Kenangan ini muncul di benak saya, juga karena di bulan Juli kita memperingati hari di mana Bapa Paus menerima Santo Josemaria untuk pertama kali. Itu terjadi pada tanggal 16 Juli 1946, tiga minggu sesudah kedatangan Santo Josemaria untuk pertama kali di Roma. Beberapa hari sebelumnya, Pius XII telah mengirim sebuah foto, melalui Monsinyur Montini, (yang kemudian menjadi Paus Paulus VI) dengan dedikasi tulisan tangan Bapa Paus sendiri, yang mengirim berkat bagi sang pendiri dan bagi Opus Dei. Betapa besar sukacita Santo Josemaria pada saat itu. Dengan segera ia menulis kepada putra-putrinya: Saya menerima berkat dengan tulisan tangan Bapa Paus sendiri bagi"pendiri Serikat Imam Salib Suci dan Opus Dei ". Betapa besar sukacitaku! Saya mencium foto itu beribu kali. Dan kemudian sebagai tambahan Santo Josemaria menulis (dalam surat itu):  Jangan lupa berdoa dan bersukacitalah selalu[3]. Selalu berdoa untuk Bapa Paus dan intensinya adalah suatu pusaka peninggalan dari pendiri kita yang telah disampaikan dengan penuh kesetiaan kepada kita oleh Don Alvaro, penerusnya yang pertama. Sekarang, giliran saya untuk menguatkan kalian dalam pokok semangat Katolik ini. Sering sudah saya melakukan hal ini, tetapi di masa-masa sulit seperti sekarang ini, ketika di banyak tempat terdengar suara-suara kritis terhadap Gereja dan Bapa Suci, saya merasa terdorong untuk mendesak kalian. Hari Raya Santo Petrus dan Paulus, Para Rasul yang telah membangun Gereja di Roma dengan darah dan yang  merupakan pilar dari Gereja universal, membawa kita untuk  mengintensifkan persatuan dengan Bapa Suci: cintailah Bapa Paus! dan usahakan supaya banyak wanita dan pria bertumbuh dalam cinta mereka pada Petrus!

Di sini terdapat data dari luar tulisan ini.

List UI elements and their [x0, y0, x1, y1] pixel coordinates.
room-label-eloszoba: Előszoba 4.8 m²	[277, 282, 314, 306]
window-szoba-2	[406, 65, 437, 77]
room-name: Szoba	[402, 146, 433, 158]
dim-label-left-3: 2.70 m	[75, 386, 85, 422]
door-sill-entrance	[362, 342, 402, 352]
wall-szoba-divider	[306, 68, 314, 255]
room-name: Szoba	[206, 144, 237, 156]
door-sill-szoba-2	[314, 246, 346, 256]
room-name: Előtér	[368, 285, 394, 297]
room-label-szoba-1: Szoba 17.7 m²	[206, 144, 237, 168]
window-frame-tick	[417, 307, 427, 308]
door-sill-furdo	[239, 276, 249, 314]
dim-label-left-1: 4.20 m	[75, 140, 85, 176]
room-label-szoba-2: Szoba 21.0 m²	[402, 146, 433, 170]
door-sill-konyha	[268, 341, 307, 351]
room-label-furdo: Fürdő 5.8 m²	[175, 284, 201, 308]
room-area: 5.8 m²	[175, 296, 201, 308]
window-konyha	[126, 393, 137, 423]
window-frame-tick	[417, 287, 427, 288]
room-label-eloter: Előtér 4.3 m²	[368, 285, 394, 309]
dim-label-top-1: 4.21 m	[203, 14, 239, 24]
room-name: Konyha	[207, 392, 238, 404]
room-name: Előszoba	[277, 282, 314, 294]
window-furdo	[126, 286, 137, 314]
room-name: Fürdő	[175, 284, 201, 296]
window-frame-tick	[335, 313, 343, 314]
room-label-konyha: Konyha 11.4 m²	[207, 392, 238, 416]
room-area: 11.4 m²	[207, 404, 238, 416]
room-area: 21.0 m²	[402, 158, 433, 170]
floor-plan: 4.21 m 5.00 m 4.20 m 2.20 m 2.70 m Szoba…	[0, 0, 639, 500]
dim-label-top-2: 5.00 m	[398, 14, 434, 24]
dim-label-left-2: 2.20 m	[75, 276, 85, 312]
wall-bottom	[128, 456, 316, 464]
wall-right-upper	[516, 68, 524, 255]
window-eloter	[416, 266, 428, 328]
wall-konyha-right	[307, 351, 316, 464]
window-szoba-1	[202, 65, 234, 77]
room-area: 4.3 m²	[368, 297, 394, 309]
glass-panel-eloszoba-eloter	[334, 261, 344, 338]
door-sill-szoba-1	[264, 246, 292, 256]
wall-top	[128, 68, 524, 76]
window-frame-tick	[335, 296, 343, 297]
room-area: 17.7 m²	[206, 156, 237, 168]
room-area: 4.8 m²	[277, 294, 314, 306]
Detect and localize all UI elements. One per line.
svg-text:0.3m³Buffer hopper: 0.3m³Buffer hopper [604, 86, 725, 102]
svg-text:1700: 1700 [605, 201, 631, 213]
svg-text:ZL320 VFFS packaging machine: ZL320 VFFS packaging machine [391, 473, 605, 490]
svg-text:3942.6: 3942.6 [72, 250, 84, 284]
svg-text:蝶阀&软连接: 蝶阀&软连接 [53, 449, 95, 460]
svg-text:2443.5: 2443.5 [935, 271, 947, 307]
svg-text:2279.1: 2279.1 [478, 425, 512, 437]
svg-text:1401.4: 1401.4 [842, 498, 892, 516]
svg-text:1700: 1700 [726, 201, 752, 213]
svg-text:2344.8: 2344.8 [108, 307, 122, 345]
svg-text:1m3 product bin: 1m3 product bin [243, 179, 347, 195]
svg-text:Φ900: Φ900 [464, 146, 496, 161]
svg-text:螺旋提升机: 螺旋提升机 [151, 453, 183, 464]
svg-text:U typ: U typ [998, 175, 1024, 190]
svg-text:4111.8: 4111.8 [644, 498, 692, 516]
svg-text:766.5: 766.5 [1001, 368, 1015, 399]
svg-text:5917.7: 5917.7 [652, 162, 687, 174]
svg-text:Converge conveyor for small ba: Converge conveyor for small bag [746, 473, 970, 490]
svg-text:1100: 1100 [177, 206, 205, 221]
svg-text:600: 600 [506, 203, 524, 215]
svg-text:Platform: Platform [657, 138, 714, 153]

Dalam Audiensi umum beberapa pekan terakhir, Paus Benediktus XVI menekankan keefektivitasan doa. Mengacu kepada saat-saat tertentu dari kehidupan Gereja perdana, Bapa Paus berbicara mengenai reaksi para umat beriman dalam menghadapi serangan dan penganiayaan yang mereka derita. Kita semua ingat ketika Petrus dan Yohanes dipenjarakan oleh anggota Sanhedrin, yang melarang mereka dengan ancaman keras untuk tidak berkhotbah dalam nama Yesus.[4]  Setelah dibebaskan, Para Rasul berkumpul dengan umat Kristiani perdana dan menceritakan ancaman- ancaman yang mereka terima. Bapa Paus menekankan bahwa Komunitas Kristiani perdana tersebut tidak hanya tidak takut dan tidak terpecah belah, tetapi malah sangat bersatu,  seolah-olah satu pribadi dalam doa permohonan pada Tuhan (...). Dalam masa pencobaan itu apakah yang diminta oleh komunitas Kristiani?  Mereka tidak meminta keselamatan hidup dalam menderita penganiayaan, atau meminta Tuhan menghukum mereka yang memenjarakan Petrus dan Yohanes. Mereka hanya mohon agar mereka dapat "mewartakan Firman Allah dengan keberanian"(Bdk. Kisah Para Rasul 4, 29), yakni agar mereka tidak kehilangan keberanian iman, keberanian untuk mewartakan iman [5]. .Dan mereka melakukannya dengan mendaraskan Mazmur 2, yang meramalkan bahwa Mesias akhirnya akan diakui, meskipun banyak serangan dari musuh-musuh-Nya.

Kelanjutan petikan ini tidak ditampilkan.